4. Watch the canary wave’s health. Each canary node stages the image with a resume checkpoint that survives its own reboot, verifies the whole-image SHA-256 before it will arm, and — once armed and (eventually) applied — must clear a health gate within a window (default 5 minutes: mount its partitions, reach registered/serve a WELCOME, and show no crash report) before it commits. A node that fails the gate rolls back automatically; a bad push costs that node one reboot cycle, not a bricked device. Tune the gate with:

/msg *lrc admin rt1 set ota.health_window_ms 300000
/msg *lrc admin rt1 set ota.health_max_boots 3

5. Promote to the fleet. Once the canary wave looks healthy, a second, explicit signed action widens eligibility to every node:

/msg *lrc admin rt1 set ota.promote confirm

This mirrors admin.quorum: if the target router has quorum configured above 1, promotion needs that many distinct allowlisted operators to agree within the quorum window, the same as any other mutating Admin SET. (ota.promote is an action, not stored state — a target without a configured rollout listener denies it as unsupported rather than pretending it took effect.)

6. Abort at any point. Any in-flight stage can be torn down (discards staged bytes, clears the persisted resume checkpoint; the receiving node cancels the stream to the sender with the standard DCC CLOSE) — a first-class action, not a special case.

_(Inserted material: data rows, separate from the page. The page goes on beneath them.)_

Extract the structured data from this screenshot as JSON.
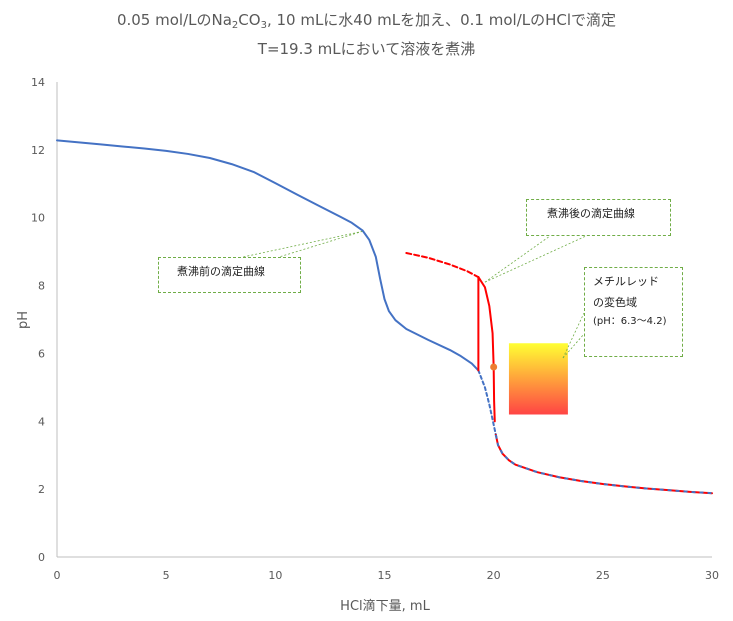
{
  "title": {
    "line1_prefix": "0.05 mol/LのNa",
    "line1_sub1": "2",
    "line1_mid": "CO",
    "line1_sub2": "3",
    "line1_suffix": ", 10 mLに水40 mLを加え、0.1 mol/LのHClで滴定",
    "line2": "T=19.3 mLにおいて溶液を煮沸"
  },
  "callouts": {
    "before": "煮沸前の滴定曲線",
    "after": "煮沸後の滴定曲線",
    "indicator_line1": "メチルレッド",
    "indicator_line2": "の変色域",
    "indicator_line3": "(pH：6.3〜4.2)"
  },
  "colors": {
    "before_curve": "#4472c4",
    "after_curve": "#ff0000",
    "marker": "#ed7d31",
    "axis": "#bfbfbf",
    "callout_border": "#70ad47",
    "indicator_top": "#ffff33",
    "indicator_bottom": "#ff4444"
  },
  "chart_data": {
    "type": "line",
    "xlabel": "HCl滴下量, mL",
    "ylabel": "pH",
    "xlim": [
      0,
      30
    ],
    "ylim": [
      0,
      14
    ],
    "xticks": [
      0,
      5,
      10,
      15,
      20,
      25,
      30
    ],
    "yticks": [
      0,
      2,
      4,
      6,
      8,
      10,
      12,
      14
    ],
    "grid": false,
    "legend": "none",
    "series": [
      {
        "x": [
          0,
          1,
          2,
          3,
          4,
          5,
          6,
          7,
          8,
          9,
          10,
          11,
          12,
          13,
          13.5,
          14,
          14.3,
          14.6,
          14.8,
          15,
          15.2,
          15.5,
          16,
          17,
          18,
          18.5,
          19,
          19.3
        ],
        "y": [
          12.28,
          12.22,
          12.16,
          12.1,
          12.04,
          11.97,
          11.88,
          11.76,
          11.58,
          11.35,
          11.02,
          10.68,
          10.35,
          10.02,
          9.85,
          9.62,
          9.35,
          8.85,
          8.2,
          7.6,
          7.25,
          6.98,
          6.72,
          6.4,
          6.1,
          5.92,
          5.7,
          5.5
        ]
      },
      {
        "x": [
          19.3,
          19.6,
          19.8,
          19.9,
          20,
          20.1
        ],
        "y": [
          5.5,
          5.0,
          4.5,
          4.2,
          3.9,
          3.6
        ]
      },
      {
        "x": [
          16,
          17,
          18,
          18.8,
          19.3
        ],
        "y": [
          8.96,
          8.82,
          8.62,
          8.42,
          8.25
        ]
      },
      {
        "x": [
          19.3,
          19.3
        ],
        "y": [
          8.25,
          5.5
        ]
      },
      {
        "x": [
          19.3,
          19.6,
          19.8,
          19.95,
          20.0,
          20.02,
          20.05
        ],
        "y": [
          8.25,
          7.95,
          7.4,
          6.6,
          5.6,
          4.6,
          4.0
        ]
      },
      {
        "x": [
          20.1,
          20.2,
          20.4,
          20.7,
          21,
          22,
          23,
          24,
          25,
          26,
          27,
          28,
          29,
          30
        ],
        "y": [
          3.6,
          3.3,
          3.05,
          2.85,
          2.72,
          2.5,
          2.35,
          2.24,
          2.15,
          2.08,
          2.02,
          1.97,
          1.92,
          1.88
        ]
      },
      {
        "x": [
          20.0
        ],
        "y": [
          5.6
        ]
      }
    ],
    "indicator_range": {
      "x": [
        20.7,
        23.4
      ],
      "y": [
        4.2,
        6.3
      ]
    }
  }
}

Every step above is observable without extra plumbing: OTA counters (ota.manifest_verified, ota.staging_started, ota.chunks_staged, ota.hash_fail, ota.armed, ota.health_pass, ota.rolled_back, and more — see TELEMETRY.md) ride the same /msg *lrc stats, /metrics, and future chirpscope rollout view every other counter in this codebase does.

Each TCP connection with a distinct IRC username gets its own identity key. A household XIAO serves three laptops as three fully distinct network identities simultaneously. (/msg *lrc whoami shows which identity your session is bound to.)